Edythe Booker Mason, 1918 – 2019
Who are we without her? Grandma was and is the heart of our family, and the hub of our family.
Aging isn’t for cowards, she’d say. A hundred and one year old body is going to decline and there’s a precipice at the end of that process. It’s the most natural of things, but it’s still brutal. Her passing wasn’t a surprise but it’s still a shock. It’s hard to believe she’s gone. She’s just always been there.
When the storm of the century is forecast to hit, knowing when and where it will land does absolutely nothing to lessen the damage. You just have the opportunity to take cover, steel yourself, and resign yourself to the fact that life will be different after it passes.
I lived on the same street my entire childhood. Three different addresses, and one of those addresses was at Grandma’s house. She was originally from Harrisburg, PA. I don’t know exactly when she moved to Turner Station. My mom and grandma live two doors apart. After my grandfather passed in 1984, I somehow ended up moving back in to Grandma’s house until I left for college.
In my pre-school days I remember being at her house in the afternoon while she handled the household and cooked dinner. Every weekday at 3pm she would call to me upstairs to let me know that “All in the Family” was on. That must have been around 1975 or ’76? One time I pretended to be asleep because a lot of times she would call me down to get something out of the back room pantry, or the sun porch. Then later I was like, “Why didn’t you tell me ‘All in the Family’ was on?”
“I called you but you didn’t answer.”
I was home sick from school at her house in middle school in 1981 when President Reagan was shot.
I was home sick at her house learning the guitar solo to Paul Young’s “Every Time You Go Away” to pass the time when the Challenger space shuttle disaster happened in 1986.
She would call upstairs and tell me to turn on the news. (Normally, I’d be watching PBS all day.)

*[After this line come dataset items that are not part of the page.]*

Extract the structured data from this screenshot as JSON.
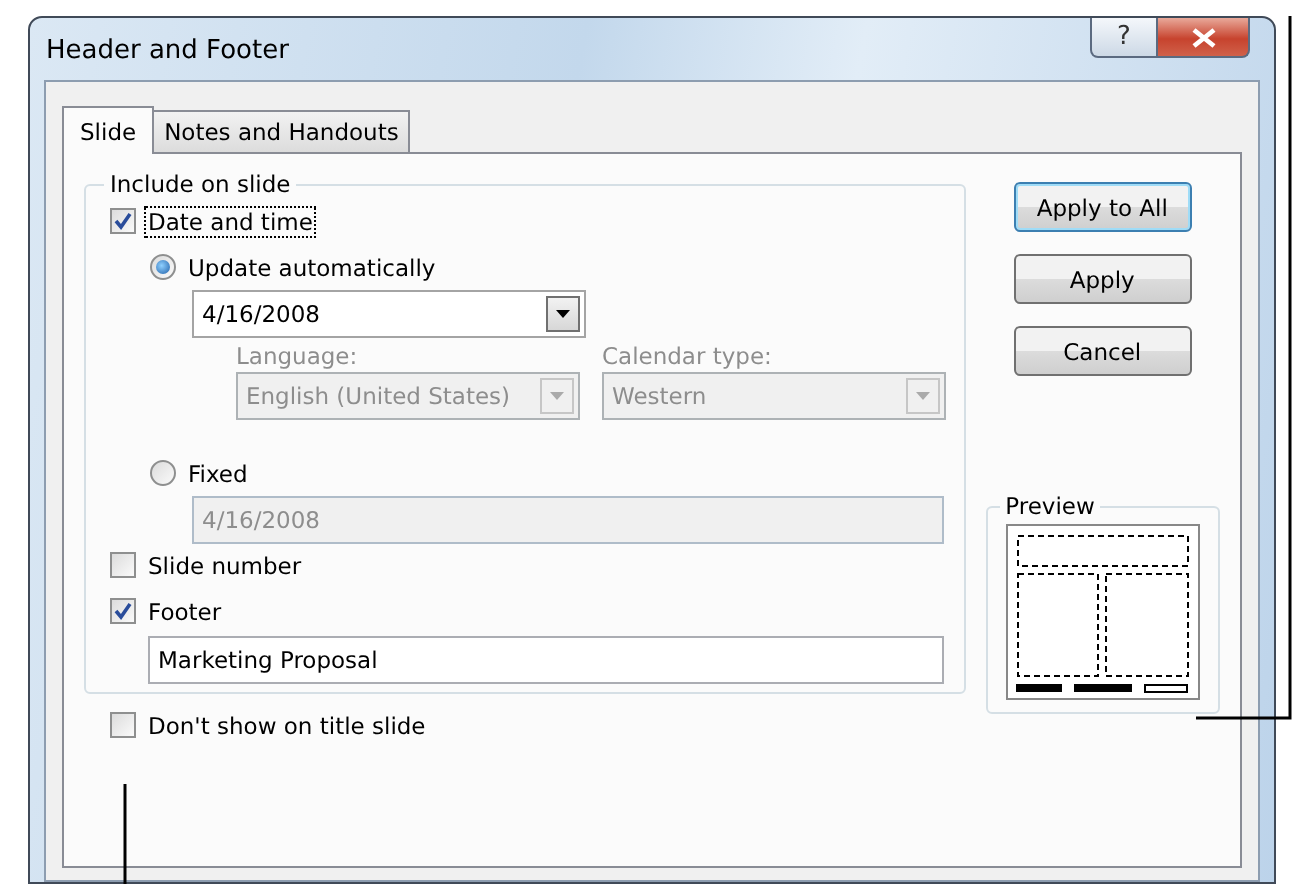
{
  "window": {
    "title": "Header and Footer",
    "help_label": "?"
  },
  "tabs": [
    {
      "label": "Slide",
      "selected": true
    },
    {
      "label": "Notes and Handouts",
      "selected": false
    }
  ],
  "include_group": {
    "title": "Include on slide",
    "date_and_time": {
      "label": "Date and time",
      "checked": true,
      "focused": true
    },
    "update_automatically": {
      "label": "Update automatically",
      "selected": true
    },
    "date_dropdown": {
      "value": "4/16/2008",
      "disabled": false
    },
    "language": {
      "label": "Language:",
      "value": "English (United States)",
      "disabled": true
    },
    "calendar_type": {
      "label": "Calendar type:",
      "value": "Western",
      "disabled": true
    },
    "fixed": {
      "label": "Fixed",
      "selected": false
    },
    "fixed_field": {
      "value": "4/16/2008",
      "disabled": true
    },
    "slide_number": {
      "label": "Slide number",
      "checked": false
    },
    "footer": {
      "label": "Footer",
      "checked": true
    },
    "footer_field": {
      "value": "Marketing Proposal"
    }
  },
  "dont_show_on_title_slide": {
    "label": "Don't show on title slide",
    "checked": false
  },
  "buttons": [
    {
      "label": "Apply to All",
      "default": true
    },
    {
      "label": "Apply",
      "default": false
    },
    {
      "label": "Cancel",
      "default": false
    }
  ],
  "preview": {
    "title": "Preview"
  }
}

Her house was homebase for all of her kids and grandkids like that. They could all tell you stories and reminisce.
Around 1996, she and my mother came out to visit me in the Bay Area, where I had moved after I graduated college. She would still tell the story of their attempt to drive up to Mt. Hamilton on some very twisty, windy, narrow roads. She said she was bracing herself on the car dashboard for dear life on the drive down. Grandma was a well-known side-seat driver so you know her foot was definitely pressing the imaginary passenger brakes.
Around 2006 she would tell the story of when she fell in the back room and couldn’t get up. (Leika, my dog, would stay at Grandma’s during the week and I would pick Leika up on the weekends and bring her home to Northern Virginia on the weekends.) No one could hear Grandma calling for them, but Leika came down and saw her on the floor. Leika left and a few minutes later came back with Aunt Drayde in tow.
In 2008, the family had a big 90th birthday bash. There were about fifty people there, and I thought, how many people have such a big social circle at 90 years old?
2014 or so, she asked me, out of nowhere, “Gary, when are you going to get married?”
“Uh. I don’t know, Grandma. I have to get a date first. I’ll let you know when I know, though.”
Last year, in 2018, we had a 100th birthday bash at the Sparrows Point Country Club. I got to play a few songs with my cousins for her. Her circle of friends and family was still going strong.
You experience a lot of loss yourself when you live for a century: Grandaddy, all of her brothers and sisters, cousins, many friends, two children, three grandchildren, even great-grandchildren.
I suppose you gain a lot of perspective over the years. She was born in 1918. She saw the electronic and information age revolutions. Radios, TVs, household appliances, automobiles, refrigerators, computers, moon landing, smartphones, jazz, Motown, rock and roll. She was born during World War I. She was a teenager during the Great Depression. She was in her late 20s when World War II started. She was 47 years old before black people were freely “allowed” to vote. Or should I say, before her right to vote was widely recognized.
She worked as a domestic worker for a white family for a while, as so many did. Somewhere and somehow, she went back to school to become a nurse. How and when, I don’t understand. How do you do that and have seven children??
I miss the days when she was able-bodied and independent. Walking down the alley to see Aunt Maude, her sister in law, with a stick to ward off any stray dogs. I miss her center of operations being in the kitchen, telephone ringing almost constantly. I do not miss taking her shopping because it took for.ev.er. But I do miss the food. I miss watching TV with her from back when she would watch the Lawrence Welk show to her laughing to tears watching Sanford & Son, or Good Times, or the Jeffersons.
Travel well, Grandma. I’m glad you don’t have to suffer anymore. I’m glad you weren’t alone at the end. I’m glad we had the privilege of having you in our lives for so long. We’re all better people because of you and we won’t be the same without you.
I could say so much more. Maybe I’ll add to this later. I’m sure I’ll learn a few things at the funeral.
Thank you to my mother, aunts, uncle, and cousin, who have provided round-the-clock care for Grandma for well over a decade now. You are the reason for her longevity, and more importantly, her quality of life up until her last breaths.